At some point most people will find that they need to refinance their mortgage. There are several reasons that they may want to do this. Some of the reasons are good and others not so good, it will be up to you to decide if your reason makes sense financially.
The reason that people most commonly refinance their mortgage is so that they can take the equity out of their house. This can be a very good option if you are in need of money, providing that you are using it responsibly. Refinancing your mortgage and turning the equity into cash is almost certainly going to be the cheapest loan that you will get so it is a much better option than taking an unsecured loan. Many people use the money they get from refinancing for things like paying off their credit cards or renovating their house. In most cases this makes a lot of financial sense, using the money for things like a vacation makes far less sense financially.

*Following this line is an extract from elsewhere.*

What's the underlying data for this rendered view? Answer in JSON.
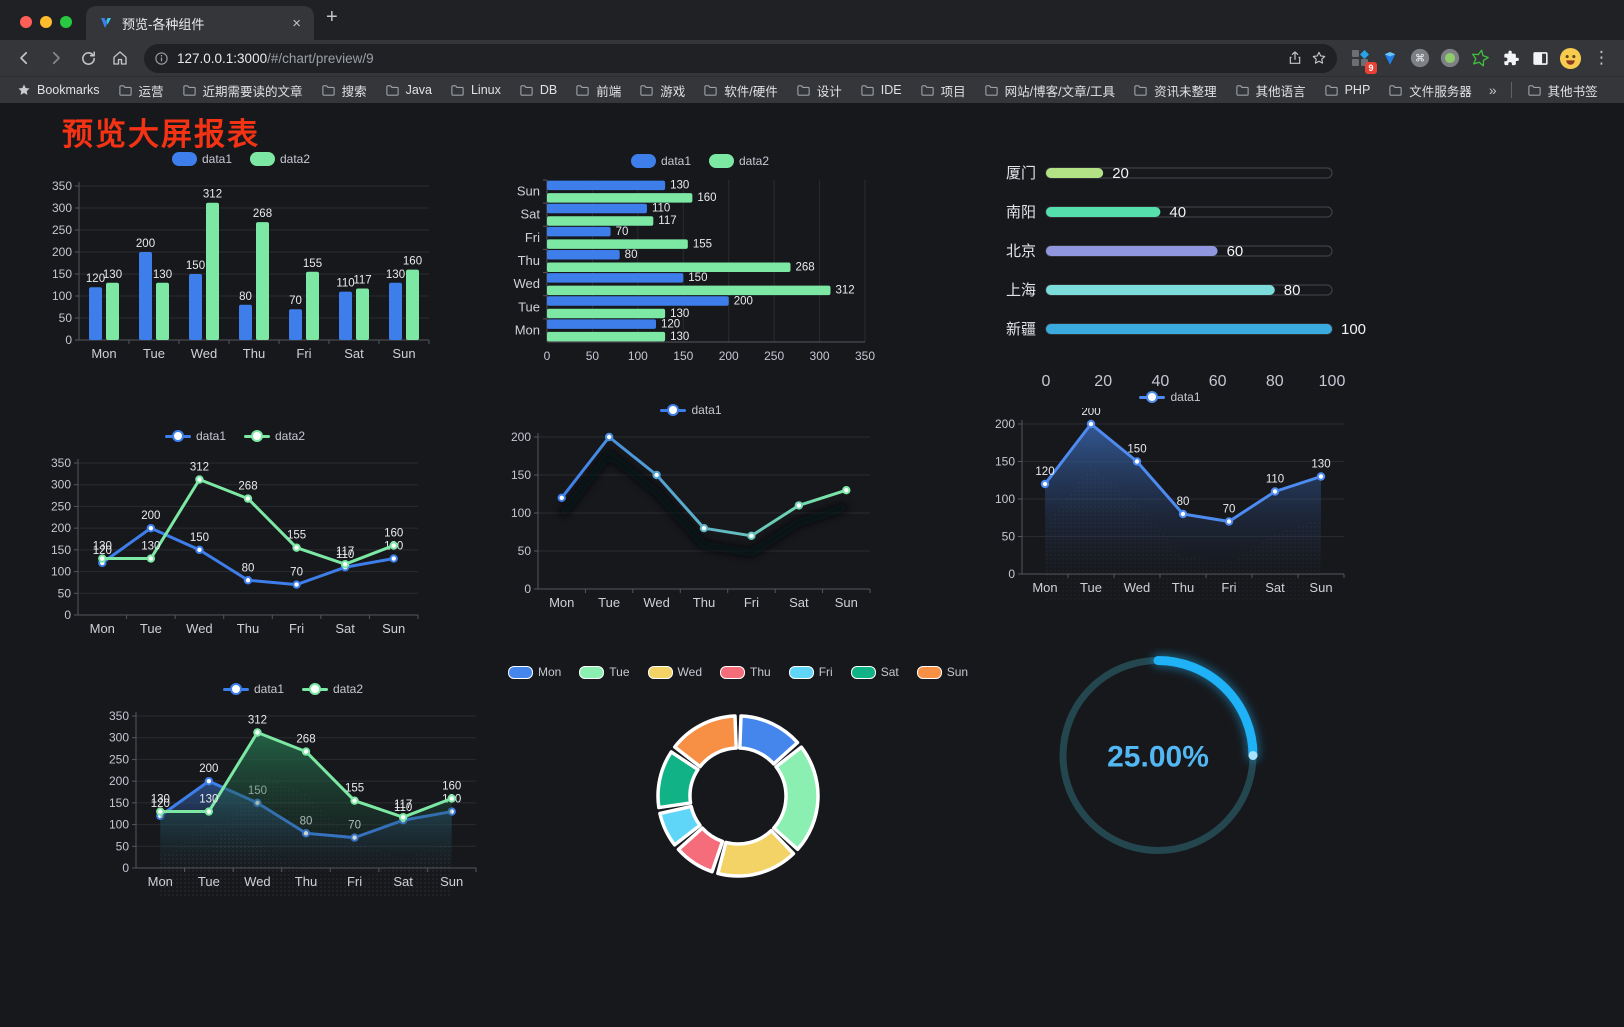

The other reason that people commonly refinance their mortgage is so that they can get a lower interest rate. In some cases this will happen because interest rates have gone down but the more common reason is that they had poor credit when they bought the house and now that their credit has improved they are able to get a better rate. A related reason is that you may fear that interest rates are going to go up, if you have a variable rate mortgage you may want to refinance to get a fixed rate.
It is usually a good idea to refinance your mortgage when you have enough equity in your home to get rid of the private mortgage insurance. When you buy a house if you make a down payment of less than twenty percent you will have to pay this insurance. This is an extra charge that is added to your monthly payments. Once you have enough equity in the house that the loan value would be less than eighty percent of the value of the house you will be able to refinance and no longer have to pay the private mortgage insurance.
Another reason that you may want to refinance your mortgage is to reduce the length of time that it will take you to repay it. If interest rates go down you may find that you are able to switch from a thirty year mortgage to a fifteen year mortgage without raising the amount that you have to pay each month. Alternatively you may be earning more than you were when you took the mortgage allowing you to pay more each month. The best way to reduce the amount that you will pay in interest is to reduce the length of the mortgage. If you can switch from a thirty year to a fifteen year mortgage it will save you tens of thousands of dollars.